Between 2008 and 2009, cattle farmers reported 198 deaths attributed to pumas in Canela (Coquimbo Region). Meanwhile, in San Fernando (O’Higgins Region), sheep breeders reported 160 killings by pumas in the last three months of 2010.
In the north though, cattle farmers have taken the matter into their own hands, Iriarte said. “We’ve found several cases of pumas basically mummified, which is a sign of poisoning,” Iriarte told El Mercurio.
Iriarte works on a project monitoring the puma population for Chile’s Agriculture and Livestock Service (SAG). He said this kind of extermination is illegal.
Down south, capturers can earn up to 60,000 Chilean pesos (US$127) per head, despite the animal being protected by hunting laws. If offenders are caught, they receive heavy fines unless they have a hunting license, which is rarely permitted.
In 2009, SAG launched the puma conservation plan, which includes a study of the animal’s population growth and aims to provide information on reducing the impact of the attacks.
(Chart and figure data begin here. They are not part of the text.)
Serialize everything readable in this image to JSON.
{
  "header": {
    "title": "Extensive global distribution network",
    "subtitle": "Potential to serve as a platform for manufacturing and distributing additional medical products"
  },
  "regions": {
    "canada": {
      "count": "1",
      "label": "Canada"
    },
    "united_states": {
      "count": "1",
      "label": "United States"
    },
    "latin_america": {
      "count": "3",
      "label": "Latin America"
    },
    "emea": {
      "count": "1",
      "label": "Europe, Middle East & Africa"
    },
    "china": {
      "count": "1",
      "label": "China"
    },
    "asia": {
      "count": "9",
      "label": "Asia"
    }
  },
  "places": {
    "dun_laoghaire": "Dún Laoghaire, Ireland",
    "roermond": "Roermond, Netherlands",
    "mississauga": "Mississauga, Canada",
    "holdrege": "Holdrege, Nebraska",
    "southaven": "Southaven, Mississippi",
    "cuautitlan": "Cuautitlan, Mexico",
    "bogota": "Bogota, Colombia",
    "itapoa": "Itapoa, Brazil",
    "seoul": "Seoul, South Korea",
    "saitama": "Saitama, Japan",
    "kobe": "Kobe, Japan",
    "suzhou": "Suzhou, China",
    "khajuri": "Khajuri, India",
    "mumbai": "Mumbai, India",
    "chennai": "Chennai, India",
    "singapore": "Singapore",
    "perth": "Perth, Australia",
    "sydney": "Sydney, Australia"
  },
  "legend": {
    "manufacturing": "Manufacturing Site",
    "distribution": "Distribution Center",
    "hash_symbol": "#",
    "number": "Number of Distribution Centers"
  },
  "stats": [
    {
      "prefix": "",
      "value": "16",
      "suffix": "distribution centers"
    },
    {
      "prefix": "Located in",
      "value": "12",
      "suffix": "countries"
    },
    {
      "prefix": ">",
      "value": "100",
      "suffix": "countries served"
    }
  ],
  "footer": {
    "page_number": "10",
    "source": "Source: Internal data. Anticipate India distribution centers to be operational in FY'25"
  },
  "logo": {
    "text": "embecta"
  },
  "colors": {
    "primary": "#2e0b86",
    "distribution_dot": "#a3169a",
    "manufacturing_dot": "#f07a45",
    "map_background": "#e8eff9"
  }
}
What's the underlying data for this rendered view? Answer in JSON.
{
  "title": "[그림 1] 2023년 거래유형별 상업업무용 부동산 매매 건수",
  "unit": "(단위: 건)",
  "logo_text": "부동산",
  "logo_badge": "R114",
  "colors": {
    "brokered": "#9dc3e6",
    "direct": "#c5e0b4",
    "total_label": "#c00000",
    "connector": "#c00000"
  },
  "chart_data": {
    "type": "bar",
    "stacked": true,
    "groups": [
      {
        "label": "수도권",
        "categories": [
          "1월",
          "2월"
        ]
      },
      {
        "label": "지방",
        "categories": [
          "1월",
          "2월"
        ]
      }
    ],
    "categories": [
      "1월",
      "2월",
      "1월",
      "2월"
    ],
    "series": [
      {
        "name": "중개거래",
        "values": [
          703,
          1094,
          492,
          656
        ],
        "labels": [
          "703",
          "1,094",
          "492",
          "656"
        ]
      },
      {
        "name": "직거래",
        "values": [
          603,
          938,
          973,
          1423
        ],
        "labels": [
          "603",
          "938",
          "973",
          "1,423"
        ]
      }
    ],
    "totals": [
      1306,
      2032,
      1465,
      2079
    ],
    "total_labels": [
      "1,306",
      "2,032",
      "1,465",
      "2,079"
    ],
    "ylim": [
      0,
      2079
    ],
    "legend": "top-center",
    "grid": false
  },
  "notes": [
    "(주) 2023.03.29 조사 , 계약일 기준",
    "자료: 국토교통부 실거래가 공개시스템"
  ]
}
Alejandro Donoso, head of SAG’s natural resource protection division, said part of their research seeks to find a balance between protecting the animal and protecting the interests of cattle farmers.
“The fences that the farmers use are inadequate,” Donoso told El Mercurio.
The division has also started a nationwide training program for villagers and small farmers about how to differentiate between puma attacks and attacks by other animals.
“Many times they blame the killing of livestock on the pumas, but on many occasions, it’s been stray dogs,” Donoso said.
Farmers still remain confident that the puma is to blame.
“For starters, look at this tremendous footprint and the injuries to the animals,” Rodrigo Prado, a veterinary and livestock specialist in the Petorca area, told El Mercurio.
“A fox or a dog could not have done this.”
Prado said that before the pumas mainly ate fowl, but recently they started eating calves.
“Throughout the year, they come to pens and eat the goats and sheep,” Prado said.
The puma is considered a near-threatened species, but not in danger, Donoso said, but that could change, which is why they’re studying the animal.
“In protected areas (like national parks such as Torres del Paine), there is greater protection, but in agricultural areas there is insufficient information on population density and distribution, making it difficult to design mitigation plans” that could help protect livestock, Donoso said.